Robust fine-tuning of zero-shot modelsMitchell Wortsman, Gabriel Ilharco, Jong Wook Kim et al.|2022 IEEE/CVF Conference on Computer Vision and Pattern Recognition (CVPR)|2022 Large pre-trained models such as CLIP or ALIGN offer consistent accuracy across a range of data distributions when performing zero-shot inference (i.e., without fine-tuning on a specific dataset). Although existing fine-tuning methods substantially improve accuracy on a given target distribution, they often reduce robustness to distribution shifts. We address this tension by introducing a simple and effective method for improving robustness while fine-tuning: ensembling the weights of the zero-shot and fine-tuned models (WiSE-FT). Compared to standard fine-tuning, WiSE-FT provides large accuracy improvements under distribution shift, while preserving high accuracy on the target distribution.
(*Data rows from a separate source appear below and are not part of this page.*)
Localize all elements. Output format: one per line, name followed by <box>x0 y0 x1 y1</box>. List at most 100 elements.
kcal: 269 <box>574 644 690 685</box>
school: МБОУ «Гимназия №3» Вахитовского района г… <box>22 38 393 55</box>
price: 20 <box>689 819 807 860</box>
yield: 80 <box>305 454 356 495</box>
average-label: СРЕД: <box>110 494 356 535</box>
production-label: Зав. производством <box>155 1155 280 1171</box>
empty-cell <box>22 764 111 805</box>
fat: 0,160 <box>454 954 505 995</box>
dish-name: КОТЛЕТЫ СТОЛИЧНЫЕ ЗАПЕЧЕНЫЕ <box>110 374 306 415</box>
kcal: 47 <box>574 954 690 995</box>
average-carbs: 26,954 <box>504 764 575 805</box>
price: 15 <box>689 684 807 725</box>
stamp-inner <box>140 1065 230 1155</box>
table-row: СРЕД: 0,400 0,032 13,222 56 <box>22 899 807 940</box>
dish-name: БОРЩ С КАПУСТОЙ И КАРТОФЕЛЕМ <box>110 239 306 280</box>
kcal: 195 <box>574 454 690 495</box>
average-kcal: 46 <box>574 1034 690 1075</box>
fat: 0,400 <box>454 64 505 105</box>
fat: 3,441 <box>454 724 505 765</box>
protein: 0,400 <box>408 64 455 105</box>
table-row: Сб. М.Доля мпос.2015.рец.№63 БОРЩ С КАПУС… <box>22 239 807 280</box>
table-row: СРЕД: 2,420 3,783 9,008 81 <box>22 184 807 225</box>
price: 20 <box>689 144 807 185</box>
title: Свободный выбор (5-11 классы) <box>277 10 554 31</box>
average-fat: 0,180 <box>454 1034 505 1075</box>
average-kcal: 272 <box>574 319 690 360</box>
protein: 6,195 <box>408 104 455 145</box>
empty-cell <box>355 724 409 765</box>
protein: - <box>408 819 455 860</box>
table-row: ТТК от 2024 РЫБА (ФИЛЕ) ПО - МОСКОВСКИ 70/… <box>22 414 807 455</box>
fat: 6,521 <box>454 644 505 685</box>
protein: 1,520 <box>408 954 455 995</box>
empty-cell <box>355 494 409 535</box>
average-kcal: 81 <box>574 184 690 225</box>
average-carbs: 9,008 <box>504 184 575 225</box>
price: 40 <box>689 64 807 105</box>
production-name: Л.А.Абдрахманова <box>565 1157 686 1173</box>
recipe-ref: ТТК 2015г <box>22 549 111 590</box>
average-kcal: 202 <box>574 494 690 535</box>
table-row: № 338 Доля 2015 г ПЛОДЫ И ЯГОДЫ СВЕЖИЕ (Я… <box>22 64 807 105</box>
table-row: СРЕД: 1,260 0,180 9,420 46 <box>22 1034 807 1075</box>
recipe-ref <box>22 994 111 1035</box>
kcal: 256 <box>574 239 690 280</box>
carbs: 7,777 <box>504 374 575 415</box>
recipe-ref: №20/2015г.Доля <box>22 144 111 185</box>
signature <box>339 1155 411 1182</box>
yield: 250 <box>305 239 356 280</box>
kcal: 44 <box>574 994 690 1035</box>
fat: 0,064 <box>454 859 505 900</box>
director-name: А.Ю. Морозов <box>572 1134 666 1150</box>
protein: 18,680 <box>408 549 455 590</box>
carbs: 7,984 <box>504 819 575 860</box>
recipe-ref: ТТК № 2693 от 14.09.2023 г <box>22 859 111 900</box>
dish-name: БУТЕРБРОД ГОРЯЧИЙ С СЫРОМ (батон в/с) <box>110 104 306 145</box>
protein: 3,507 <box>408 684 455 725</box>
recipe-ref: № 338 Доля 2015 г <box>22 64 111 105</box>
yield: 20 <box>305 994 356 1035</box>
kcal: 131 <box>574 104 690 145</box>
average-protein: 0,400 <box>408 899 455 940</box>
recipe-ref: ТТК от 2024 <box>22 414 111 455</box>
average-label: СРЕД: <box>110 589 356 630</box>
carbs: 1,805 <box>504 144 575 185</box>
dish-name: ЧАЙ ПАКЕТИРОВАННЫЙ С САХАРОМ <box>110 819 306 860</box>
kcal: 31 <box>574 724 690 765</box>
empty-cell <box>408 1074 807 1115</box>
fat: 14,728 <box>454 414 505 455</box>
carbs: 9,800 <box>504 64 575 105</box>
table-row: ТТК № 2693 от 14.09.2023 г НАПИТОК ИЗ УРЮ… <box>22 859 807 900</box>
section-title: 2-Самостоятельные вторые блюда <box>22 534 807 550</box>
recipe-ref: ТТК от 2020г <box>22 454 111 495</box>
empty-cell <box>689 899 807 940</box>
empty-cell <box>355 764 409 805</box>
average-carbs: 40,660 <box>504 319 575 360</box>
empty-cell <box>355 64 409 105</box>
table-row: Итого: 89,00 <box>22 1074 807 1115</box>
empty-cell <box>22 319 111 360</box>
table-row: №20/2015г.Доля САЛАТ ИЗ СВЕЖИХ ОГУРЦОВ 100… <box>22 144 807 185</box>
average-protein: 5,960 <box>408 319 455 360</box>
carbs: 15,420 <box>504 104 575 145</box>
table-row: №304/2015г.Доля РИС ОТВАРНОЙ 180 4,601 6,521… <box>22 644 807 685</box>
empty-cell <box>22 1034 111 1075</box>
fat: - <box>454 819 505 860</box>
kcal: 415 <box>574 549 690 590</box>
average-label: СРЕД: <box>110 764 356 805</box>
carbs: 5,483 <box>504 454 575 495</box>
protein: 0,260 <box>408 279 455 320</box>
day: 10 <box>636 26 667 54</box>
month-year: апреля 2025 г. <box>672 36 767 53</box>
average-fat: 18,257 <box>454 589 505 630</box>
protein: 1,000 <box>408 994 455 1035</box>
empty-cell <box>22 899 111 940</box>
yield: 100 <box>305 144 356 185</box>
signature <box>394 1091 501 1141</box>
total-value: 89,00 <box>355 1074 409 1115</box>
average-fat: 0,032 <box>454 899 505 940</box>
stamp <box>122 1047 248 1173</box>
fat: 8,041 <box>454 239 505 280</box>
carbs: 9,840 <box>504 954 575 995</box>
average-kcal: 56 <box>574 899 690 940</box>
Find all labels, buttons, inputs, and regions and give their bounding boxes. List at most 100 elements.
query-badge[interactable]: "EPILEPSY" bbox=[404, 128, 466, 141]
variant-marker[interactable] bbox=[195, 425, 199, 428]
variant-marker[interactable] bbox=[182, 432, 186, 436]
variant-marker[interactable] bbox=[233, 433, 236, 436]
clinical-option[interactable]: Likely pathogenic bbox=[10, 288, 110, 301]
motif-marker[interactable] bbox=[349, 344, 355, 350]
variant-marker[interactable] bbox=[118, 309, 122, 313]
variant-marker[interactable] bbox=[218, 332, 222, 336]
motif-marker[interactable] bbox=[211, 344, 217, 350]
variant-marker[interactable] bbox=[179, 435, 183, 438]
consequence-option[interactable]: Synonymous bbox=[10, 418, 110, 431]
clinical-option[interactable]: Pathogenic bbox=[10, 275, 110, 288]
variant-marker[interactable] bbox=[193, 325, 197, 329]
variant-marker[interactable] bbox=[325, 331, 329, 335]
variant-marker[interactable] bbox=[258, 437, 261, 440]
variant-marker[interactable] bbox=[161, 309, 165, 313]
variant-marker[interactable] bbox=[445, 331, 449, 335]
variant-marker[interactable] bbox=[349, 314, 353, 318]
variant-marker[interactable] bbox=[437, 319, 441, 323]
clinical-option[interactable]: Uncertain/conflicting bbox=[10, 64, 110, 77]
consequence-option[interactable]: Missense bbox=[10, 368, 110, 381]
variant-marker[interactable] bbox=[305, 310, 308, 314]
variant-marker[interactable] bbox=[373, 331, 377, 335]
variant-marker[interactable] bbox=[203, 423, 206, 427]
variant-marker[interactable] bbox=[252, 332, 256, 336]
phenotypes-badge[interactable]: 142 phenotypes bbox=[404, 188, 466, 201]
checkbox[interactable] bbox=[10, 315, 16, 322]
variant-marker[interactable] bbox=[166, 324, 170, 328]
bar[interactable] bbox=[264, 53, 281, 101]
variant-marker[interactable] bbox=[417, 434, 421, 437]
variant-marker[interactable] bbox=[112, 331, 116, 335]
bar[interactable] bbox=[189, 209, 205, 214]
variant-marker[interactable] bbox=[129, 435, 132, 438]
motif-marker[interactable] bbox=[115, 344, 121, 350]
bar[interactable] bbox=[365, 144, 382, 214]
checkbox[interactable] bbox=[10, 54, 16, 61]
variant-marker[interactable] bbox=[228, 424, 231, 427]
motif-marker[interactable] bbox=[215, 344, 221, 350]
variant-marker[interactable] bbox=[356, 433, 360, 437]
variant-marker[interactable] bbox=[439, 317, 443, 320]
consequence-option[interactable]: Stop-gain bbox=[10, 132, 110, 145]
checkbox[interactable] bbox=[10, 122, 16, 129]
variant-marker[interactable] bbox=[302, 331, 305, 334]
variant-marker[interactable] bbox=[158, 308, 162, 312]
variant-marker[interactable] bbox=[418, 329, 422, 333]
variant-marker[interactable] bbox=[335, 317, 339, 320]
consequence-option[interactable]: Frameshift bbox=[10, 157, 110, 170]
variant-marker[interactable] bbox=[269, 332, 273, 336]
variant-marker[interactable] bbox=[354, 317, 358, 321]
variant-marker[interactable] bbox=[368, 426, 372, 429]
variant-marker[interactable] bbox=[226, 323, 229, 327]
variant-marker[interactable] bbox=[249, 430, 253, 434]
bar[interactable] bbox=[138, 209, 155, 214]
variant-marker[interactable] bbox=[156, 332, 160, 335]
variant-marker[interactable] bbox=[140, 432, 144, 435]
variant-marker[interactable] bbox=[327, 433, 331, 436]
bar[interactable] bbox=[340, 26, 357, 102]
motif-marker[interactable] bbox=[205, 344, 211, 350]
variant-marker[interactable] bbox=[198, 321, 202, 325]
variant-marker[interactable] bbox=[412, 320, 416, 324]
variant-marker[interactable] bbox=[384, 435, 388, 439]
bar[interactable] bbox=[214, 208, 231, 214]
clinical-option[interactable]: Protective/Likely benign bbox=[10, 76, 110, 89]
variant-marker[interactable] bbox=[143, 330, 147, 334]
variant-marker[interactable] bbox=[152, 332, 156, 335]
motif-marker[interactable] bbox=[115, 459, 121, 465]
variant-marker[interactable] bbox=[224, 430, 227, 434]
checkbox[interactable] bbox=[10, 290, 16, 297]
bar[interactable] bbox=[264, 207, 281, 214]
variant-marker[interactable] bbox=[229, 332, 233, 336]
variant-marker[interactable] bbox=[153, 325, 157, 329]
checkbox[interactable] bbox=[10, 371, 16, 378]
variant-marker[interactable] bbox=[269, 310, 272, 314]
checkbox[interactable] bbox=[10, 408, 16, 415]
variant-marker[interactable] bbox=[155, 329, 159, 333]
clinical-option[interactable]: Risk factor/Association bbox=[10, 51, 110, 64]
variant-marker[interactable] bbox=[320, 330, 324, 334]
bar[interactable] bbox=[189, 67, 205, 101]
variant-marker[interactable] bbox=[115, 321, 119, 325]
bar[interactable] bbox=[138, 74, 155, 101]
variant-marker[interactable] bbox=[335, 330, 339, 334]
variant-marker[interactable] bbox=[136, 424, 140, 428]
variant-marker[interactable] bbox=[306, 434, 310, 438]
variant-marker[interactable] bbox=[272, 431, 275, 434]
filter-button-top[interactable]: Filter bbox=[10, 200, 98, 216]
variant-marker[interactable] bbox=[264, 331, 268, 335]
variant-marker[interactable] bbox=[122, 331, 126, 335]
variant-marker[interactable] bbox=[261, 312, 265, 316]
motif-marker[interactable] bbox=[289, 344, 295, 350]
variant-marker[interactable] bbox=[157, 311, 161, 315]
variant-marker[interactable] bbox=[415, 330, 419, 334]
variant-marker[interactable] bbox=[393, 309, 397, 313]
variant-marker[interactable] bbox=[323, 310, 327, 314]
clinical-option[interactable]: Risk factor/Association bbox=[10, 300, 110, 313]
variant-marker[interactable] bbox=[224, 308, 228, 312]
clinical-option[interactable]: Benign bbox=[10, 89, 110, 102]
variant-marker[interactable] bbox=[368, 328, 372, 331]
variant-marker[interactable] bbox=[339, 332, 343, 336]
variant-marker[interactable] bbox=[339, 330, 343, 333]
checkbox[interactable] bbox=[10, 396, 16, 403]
On ImageNet and five derived distribution shifts, WiSE-FT improves accuracy under distribution shift by 4 to 6 percentage points (pp) over prior work while increasing ImageNet accuracy by 1.6 pp. WiSE-FT achieves similarly large robustness gains (2 to 23 pp) on a diverse set of six further distribution shifts, and accuracy gains of 0.8 to 3.3 pp compared to standard fine-tuning on commonly used transfer learning datasets. These improvements come at no additional computational cost during fine-tuning or inference.